B.5.1.4 L’exhibition : sidérer l’autre

On est donc aussi en présence d’une tentative de «rendre» à l’autre la violence vécue - subie - l’autre étant ici parfaitement indéfini, et se confondant avec socius ; cette mère société, qui n’a pas su protéger le sujet des épreuves et de la déshérence. Une des manières de composer avec le traumatisme consiste à transférer sur l’autre une part de cette violence vécue-subie, de la lui mettre littéralement (et littérairement) sous les yeux. Dans son écrit Annie Ernaux, énoncé ce mouvement en clair.

‘«Le désir qui me poussait à dire ma situation ne tenait compte ni des idées ni des jugements possibles de ceux à qui je me confiais. Dans l’impuissance dans laquelle je me trouvais, c’était un acte dont les conséquences m’étaient indifférentes, par lequel j’essayais d’entraîner l’interlocuteur dans la vision effarée du réel217.»’

Elle fait état de la nécessité dans laquelle elle va se trouver (au moment des faits) d’«effarer», d’«égarer» l’autre, par la vision, de le sidérer dans l’exhibition de cette expérience traumatique.

«Plus tard, en mars, j’ai revu (...) l’étudiant qui m’avait accompagnée jusqu’au bus, quand je m’étais rendue pour la première fois chez le gynécologue. (...) Avec des détours, je lui ai fait comprendre que j’avais eu un avortement. C’était peut-être par haine de classe, pour défier ce fils de directeur d’usine, parlant des ouvriers comme d’un autre monde, ou par orgueil. Quand il a saisi le sens de mes paroles, il a cessé de bouger, ses yeux dilatés sur moi, sidéré par une scène invisible, en proie à une fascination que je retrouve toujours chez les hommes dans mon souvenir ( ici est inséré une note de bas de page) . Il répétait, égaré, chapeau, ma vieille chapeau ! 218  »

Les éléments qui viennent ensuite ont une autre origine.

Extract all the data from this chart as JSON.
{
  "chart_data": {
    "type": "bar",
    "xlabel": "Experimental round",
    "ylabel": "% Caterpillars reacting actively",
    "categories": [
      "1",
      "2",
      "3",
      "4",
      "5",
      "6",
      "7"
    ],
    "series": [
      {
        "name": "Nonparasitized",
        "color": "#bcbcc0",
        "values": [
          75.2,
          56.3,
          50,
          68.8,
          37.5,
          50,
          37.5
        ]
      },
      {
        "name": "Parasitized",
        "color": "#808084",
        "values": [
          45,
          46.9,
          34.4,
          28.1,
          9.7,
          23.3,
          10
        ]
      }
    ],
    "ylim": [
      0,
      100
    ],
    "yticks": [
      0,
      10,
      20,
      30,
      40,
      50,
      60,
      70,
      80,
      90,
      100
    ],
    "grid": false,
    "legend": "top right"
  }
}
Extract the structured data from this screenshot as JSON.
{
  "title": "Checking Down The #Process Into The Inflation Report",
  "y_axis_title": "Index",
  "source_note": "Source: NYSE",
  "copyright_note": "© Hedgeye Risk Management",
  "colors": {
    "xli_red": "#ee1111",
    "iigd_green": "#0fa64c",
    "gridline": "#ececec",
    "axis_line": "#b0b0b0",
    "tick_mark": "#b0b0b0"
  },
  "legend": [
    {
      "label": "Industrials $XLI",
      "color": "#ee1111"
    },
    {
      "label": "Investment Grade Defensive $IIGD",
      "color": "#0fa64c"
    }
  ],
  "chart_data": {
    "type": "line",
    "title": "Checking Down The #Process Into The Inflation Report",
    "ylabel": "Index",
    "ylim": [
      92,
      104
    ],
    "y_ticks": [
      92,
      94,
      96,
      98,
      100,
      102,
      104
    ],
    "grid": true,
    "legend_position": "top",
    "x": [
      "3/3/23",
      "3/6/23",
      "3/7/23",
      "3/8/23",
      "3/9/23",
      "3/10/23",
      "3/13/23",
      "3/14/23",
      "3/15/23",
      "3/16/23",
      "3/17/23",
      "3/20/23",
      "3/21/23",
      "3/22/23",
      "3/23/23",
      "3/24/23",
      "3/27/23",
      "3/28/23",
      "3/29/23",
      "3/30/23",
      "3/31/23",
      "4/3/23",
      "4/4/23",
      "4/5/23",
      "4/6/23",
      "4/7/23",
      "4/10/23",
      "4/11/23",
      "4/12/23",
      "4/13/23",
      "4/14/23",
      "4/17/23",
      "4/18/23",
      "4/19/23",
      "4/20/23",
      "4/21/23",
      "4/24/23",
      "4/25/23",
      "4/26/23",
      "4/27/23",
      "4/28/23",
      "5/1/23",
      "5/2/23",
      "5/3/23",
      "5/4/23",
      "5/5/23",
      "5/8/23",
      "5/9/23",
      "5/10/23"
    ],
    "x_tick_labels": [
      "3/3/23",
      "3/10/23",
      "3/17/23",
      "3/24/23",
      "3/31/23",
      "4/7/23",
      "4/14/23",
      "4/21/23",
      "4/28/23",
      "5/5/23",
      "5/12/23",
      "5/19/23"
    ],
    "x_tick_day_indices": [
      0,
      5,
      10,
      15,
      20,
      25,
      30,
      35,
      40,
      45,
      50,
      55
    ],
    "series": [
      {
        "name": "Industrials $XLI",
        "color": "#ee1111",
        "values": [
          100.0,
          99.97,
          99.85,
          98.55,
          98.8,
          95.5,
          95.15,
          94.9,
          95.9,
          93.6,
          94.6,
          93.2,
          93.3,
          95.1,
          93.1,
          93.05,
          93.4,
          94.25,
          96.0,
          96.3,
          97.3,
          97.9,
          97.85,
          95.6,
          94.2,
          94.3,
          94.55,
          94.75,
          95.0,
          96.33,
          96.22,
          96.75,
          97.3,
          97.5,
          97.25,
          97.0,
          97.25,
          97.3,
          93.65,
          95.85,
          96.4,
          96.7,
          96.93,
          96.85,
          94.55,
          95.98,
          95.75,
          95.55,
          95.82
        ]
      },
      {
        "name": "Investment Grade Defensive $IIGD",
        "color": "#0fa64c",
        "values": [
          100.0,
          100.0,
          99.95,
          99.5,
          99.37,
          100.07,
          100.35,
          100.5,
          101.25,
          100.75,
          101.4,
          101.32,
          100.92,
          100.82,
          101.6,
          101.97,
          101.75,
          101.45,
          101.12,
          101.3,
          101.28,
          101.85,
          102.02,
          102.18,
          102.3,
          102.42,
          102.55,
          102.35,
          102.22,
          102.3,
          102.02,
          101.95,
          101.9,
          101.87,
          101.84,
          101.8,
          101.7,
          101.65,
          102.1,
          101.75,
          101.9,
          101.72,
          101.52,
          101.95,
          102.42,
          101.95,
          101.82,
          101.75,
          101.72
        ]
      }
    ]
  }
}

Dans l’écriture de la rencontre avec cet étudiant en médecine, l’auteur inclura une note de bas de page pour souligner la violence des «hommes». Au travers de ce mouvement, elle opère une magnifique dénégation de sa propre violence, celle qu’elle avait alors agi auprès de «ce fils de directeur d’usine» (et du lecteur). La note se présente comme une «association libre», autour de cette fascination des hommes, face aux mystères du féminin et aux territoires de l’archaïque (où les mystères de la maternité voisinent avec le pouvoir de mort et de dévoration). L’auteur tente ici de recouvrir la puissance de mort à l’oeuvre dans l’expérience d’avortement, par «la fascination» des hommes pour les femmes. Elle efface les questions du meurtre et de la puissance de mort au moment où elles affleurent, les retournant immédiatement dans l’image de meurtres perpétrés par un homme sur des femmes et des foetus. La violence «agie» est transformée en violence «subie». L’impensable pouvoir de mise à mort du foetus est ainsi attribué à un personnage masculin tout droit sorti de la littérature ; la confrontation à l’exorbitant pouvoir du maternel et de la mère (de même que la confusion entre vie et mort qui s’y précipite) est à nouveau escamotée dans une assimilation à une position victimaire. L’association de pensée de la narratrice sur la fascination des hommes, dit ceci :

«Et que j’ai reconnue aussitôt, immense, chez John Irving, dans son roman L’oeuvre de Dieu, la part du Diable. Sous le masque d’un personnage, il regarde mourir les femmes dans des avortements clandestins atroces, puis les avorte proprement dans une clinique modèle ou élève l’enfant qu’elles abandonnent après l’accouchement. Rêve de matrice et de sang où il s’adjuge et réglemente le pouvoir de vie et de mort des femmes 219

Il est d’autres moments dans l’écriture, où l’on perçoit comment une identification à «la femme victime de la violence» des hommes (ces derniers sont alors instantanément assimilés à des dominants), vient soutenir le mouvement d’effondrement psychique que le travail de remémoration de ce carrefour identificatoire (de l’avortement) fait redouter à son auteur. Les mouvements de revendications «féministes» et «politiques» viennent alors jouer les étais au cours de ce travail d’humanisation du traumatisme.

«Et si je ne vais pas au bout de la relation de cette expérience, je contribue à obscurcir la réalité des femmes et je me range du côté de la domination masculine du monde.) 220  ».
Notes
217.

Annie Ernaux (2000), op. cit., p. 57. Le passage hors italique est souligné par nous.

218.

Annie Ernaux (2000), op. cit., p. 109. Le passage hors italique est souligné par nous.

219.

Annie Ernaux (2000), op. cit., p. 109.

220.

Annie Ernaux (2000), op. cit., p. 53.